Thursday, February 25, 2010

Scott Walker - The Drift

Scott Walker (Noel Scott Engel) is an American singer who has lived and worked in England since 1965. Originally discovered by Eddie Fisher and cast as a late-50s teen idol under his real name, he formed The Walker Brothers in the early ’60s and performed Phil Spector-influenced ballads. In 1967 the band broke up and Scott (taking the band’s name for his own) began a solo career. His heavily orchestrated versions of songs by Jacques Brel and others, delivered in a crooning style, became immensely popular in Britain and continental Europe. Since the 1970s his output has been sporadic, first touching on country and MOR sounds, then briefly rejoining The Walker Brothers, before heading off into experimental music, yet continuing critical respect to the present day.

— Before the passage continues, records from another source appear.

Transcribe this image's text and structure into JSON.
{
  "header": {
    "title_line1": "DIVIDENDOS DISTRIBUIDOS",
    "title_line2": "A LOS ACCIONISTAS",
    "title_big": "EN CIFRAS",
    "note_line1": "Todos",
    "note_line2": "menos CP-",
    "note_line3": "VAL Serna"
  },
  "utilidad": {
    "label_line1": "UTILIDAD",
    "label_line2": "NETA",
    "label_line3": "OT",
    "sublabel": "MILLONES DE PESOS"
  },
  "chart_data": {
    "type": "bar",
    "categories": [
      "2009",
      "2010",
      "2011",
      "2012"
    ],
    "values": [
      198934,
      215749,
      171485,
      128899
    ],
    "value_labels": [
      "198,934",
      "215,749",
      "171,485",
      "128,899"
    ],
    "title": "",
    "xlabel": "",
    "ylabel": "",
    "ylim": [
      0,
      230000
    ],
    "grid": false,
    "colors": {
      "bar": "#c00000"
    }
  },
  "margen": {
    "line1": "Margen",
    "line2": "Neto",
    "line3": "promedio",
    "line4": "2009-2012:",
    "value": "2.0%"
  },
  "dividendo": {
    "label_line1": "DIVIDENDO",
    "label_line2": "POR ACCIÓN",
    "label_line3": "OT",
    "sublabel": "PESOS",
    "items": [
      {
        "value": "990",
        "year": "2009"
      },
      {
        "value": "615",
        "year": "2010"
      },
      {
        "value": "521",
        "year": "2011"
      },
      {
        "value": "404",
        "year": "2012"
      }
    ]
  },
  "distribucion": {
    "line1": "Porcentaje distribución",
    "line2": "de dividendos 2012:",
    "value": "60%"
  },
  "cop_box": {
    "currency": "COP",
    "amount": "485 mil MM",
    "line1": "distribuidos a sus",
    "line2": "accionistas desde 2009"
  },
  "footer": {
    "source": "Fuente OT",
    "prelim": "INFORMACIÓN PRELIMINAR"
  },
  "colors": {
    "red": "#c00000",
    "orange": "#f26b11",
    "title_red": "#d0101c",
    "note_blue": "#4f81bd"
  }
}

His albums “Tilt” and “the Drift”, differ a lot from his earlier work.
His current artistic direction is extremely avant-garde and has been described as the “sound of nightmares”.

Try playing “Paper Doll,” from Looking Back, and “The Escape” from The Drift, with headphones and liner notes. Then decide how different they are.

His musical evolution is examined in the acclaimed documentary film “Scott Walker - 30 Century Man” in which Scott gives a very candid interview about his creative process and allows access into the meat-punching and box-bashing recording sessions for 2006’s “The Drift.”

(Taken from Last.fm)

I discovered the music of Scott Walker through a good friend of mine. He came around one day and dropped "The Drift". After two, three times of listenning to it this record just exploded in my head. It's a mixture of avantgarde singer-songwriter parts and freak folk. Could be the soundtrack to a real nightmare when you just drunk to much and feel like you want to die. Enjoy this one.



Tracklist
1. Coassacks are
2. Clara
3. Jesse
4. Jolson and Jones
5. Cue
6. Audience
7. Buzzers
8. Psoriatic
9. The Escape
10. A Lover loves

1 comment:

  1. Close. Actually you're just experiencing a memory of modernity. During that time white folks of the western world thought we were going somewhere - they believed in progress, science, and figured the alienation inherent to the liberal paradigm was something to lionize, even celebrate. Look at how alone we all are, circling around in space. Just take the last monologue in the Rocky Horror Picture Show and apply to Scott Walker. Note in the late 60's folks thought we'd be eating out of tubes someday and living in inflated plastic houses; that is if we weren't all nuked to plasma.
    Then.. none of this happened. Reagan came along, the space program was scrapped and the liberal academic elite pulled us from the precipice of modernity into the real nightmare: post-modernity. The sound we hear from Scott is a correlation of our distance from the sound of the Berlin Wall and our current state; materialist, irrational, incapable of grappling with truths apparent in Scott's youth (overpopulation, pollution, political corruption, and oh yes those nukes). Take it as the sound coming off the B sides of an old King Crimson album; the kind you'd use to sort out the seeds from the good bud. Liberal humanity comes with a cost, that's all. No put down the bottle of pills and grow up.